The Quiet Coup: How Prompt Engineering Lost Its Throne
For three years after ChatGPT's launch, prompt engineering was the named profession of the LLM era — a discipline of phrasing, role-play, and clever instructions aimed at a single inference call. The shift announced by Anthropic's Applied AI team in late September 2025 reframes that work as a special case of something larger. Their definition is deliberately mechanical: context is 'the set of tokens included when sampling from a large-language model,' and the engineer's job is to find 'the smallest possible set of high-signal tokens that maximize the likelihood of desired outcome.' Prompts are still in there. They are just no longer the unit of work.

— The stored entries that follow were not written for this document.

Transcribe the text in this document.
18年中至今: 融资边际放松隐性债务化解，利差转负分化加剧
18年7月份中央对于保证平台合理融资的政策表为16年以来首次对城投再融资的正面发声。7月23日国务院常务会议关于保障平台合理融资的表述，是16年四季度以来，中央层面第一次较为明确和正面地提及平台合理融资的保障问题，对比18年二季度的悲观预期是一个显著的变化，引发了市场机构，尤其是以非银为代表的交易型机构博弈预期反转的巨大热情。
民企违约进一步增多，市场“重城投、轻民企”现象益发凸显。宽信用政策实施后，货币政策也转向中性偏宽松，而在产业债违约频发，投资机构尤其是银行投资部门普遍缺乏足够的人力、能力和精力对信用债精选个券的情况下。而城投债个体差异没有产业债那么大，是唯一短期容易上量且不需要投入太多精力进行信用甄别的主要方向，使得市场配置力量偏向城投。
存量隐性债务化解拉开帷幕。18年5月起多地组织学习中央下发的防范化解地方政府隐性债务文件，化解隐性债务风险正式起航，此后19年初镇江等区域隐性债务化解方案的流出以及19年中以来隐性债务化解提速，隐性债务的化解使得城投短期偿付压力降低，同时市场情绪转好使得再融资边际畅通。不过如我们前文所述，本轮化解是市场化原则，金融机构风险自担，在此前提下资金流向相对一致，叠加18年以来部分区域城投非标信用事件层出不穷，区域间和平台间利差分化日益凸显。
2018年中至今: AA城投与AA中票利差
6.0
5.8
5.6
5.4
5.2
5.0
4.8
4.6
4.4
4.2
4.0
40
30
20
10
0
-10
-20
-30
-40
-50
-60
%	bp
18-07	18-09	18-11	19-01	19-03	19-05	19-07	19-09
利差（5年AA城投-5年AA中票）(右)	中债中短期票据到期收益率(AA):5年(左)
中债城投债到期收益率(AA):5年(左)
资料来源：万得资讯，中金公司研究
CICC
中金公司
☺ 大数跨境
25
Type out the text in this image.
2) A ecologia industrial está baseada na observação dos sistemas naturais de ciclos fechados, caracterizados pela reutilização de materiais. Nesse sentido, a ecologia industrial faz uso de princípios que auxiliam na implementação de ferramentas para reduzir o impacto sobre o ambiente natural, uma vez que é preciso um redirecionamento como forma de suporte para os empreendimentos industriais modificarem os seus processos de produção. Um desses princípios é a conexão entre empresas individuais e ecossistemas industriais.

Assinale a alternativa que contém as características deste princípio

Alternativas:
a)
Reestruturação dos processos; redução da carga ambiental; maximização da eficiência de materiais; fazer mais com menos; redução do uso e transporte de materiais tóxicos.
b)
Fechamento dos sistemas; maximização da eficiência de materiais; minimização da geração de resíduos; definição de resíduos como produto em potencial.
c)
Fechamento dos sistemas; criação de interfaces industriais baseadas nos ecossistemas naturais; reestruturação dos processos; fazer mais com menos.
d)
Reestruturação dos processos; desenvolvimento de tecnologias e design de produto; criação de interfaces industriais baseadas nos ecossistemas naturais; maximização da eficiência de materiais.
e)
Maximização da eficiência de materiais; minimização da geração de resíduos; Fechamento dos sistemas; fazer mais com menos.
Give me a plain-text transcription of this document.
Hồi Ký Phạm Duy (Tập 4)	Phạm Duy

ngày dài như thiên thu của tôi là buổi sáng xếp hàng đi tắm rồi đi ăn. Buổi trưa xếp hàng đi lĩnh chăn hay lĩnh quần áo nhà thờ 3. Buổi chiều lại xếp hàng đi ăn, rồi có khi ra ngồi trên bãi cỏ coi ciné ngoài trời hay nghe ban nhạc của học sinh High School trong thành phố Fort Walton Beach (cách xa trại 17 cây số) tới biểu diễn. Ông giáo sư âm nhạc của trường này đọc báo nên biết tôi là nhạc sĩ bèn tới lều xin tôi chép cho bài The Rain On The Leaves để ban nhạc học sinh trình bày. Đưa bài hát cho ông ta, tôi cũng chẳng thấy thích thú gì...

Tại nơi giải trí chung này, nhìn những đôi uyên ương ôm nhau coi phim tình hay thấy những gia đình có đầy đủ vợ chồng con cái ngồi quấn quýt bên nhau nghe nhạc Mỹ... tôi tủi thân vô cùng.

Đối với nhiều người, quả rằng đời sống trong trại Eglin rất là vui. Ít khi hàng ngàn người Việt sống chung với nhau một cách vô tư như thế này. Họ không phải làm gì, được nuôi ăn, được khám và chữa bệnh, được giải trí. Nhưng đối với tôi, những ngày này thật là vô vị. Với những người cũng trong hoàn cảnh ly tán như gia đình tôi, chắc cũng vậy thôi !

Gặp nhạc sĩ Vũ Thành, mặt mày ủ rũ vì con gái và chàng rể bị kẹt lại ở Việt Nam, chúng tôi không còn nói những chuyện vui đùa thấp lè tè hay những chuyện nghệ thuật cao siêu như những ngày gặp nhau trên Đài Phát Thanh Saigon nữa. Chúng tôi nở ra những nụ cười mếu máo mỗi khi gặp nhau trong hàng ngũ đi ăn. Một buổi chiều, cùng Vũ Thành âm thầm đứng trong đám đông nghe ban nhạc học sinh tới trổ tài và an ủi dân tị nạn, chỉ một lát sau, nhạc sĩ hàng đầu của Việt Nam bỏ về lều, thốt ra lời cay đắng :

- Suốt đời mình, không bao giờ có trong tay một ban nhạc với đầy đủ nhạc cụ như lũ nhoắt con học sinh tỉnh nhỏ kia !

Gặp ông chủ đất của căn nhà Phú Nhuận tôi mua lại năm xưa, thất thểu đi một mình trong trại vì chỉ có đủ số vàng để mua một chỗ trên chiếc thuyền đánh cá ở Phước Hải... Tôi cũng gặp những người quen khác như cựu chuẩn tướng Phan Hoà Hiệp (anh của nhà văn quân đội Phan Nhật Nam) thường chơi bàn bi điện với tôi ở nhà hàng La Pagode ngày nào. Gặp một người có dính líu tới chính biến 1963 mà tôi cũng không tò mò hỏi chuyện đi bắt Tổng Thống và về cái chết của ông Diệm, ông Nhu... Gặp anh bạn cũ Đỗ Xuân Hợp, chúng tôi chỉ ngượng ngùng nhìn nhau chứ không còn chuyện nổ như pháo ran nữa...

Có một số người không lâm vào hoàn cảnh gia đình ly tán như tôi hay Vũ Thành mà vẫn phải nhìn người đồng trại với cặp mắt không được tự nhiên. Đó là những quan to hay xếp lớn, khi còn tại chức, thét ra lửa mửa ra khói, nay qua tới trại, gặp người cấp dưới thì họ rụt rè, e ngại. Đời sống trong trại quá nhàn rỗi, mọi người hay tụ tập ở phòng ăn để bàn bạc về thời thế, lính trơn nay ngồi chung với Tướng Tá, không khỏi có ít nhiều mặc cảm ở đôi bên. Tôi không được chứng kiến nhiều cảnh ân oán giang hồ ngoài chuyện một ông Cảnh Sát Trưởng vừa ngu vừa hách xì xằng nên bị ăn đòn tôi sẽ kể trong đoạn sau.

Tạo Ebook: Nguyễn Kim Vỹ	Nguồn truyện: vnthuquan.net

The mechanism behind the displacement is that context is finite, attention is quadratic, and long contexts decay. Anthropic notes that LLMs 'like humans, lose focus or experience confusion at a certain point,' and Elastic's measurements show accuracy degrading around 32,000 tokens for some models — a phenomenon now widely called context rot. Once you accept that more context can hurt, prompt engineering's instinct to stuff the window with examples and instructions becomes actively harmful. Philipp Schmid's now-quoted line — 'most agent failures are not model failures anymore, they are context failures' — is the field's clearest statement of why the throne changed hands. The model is no longer the bottleneck; what you put in front of it is.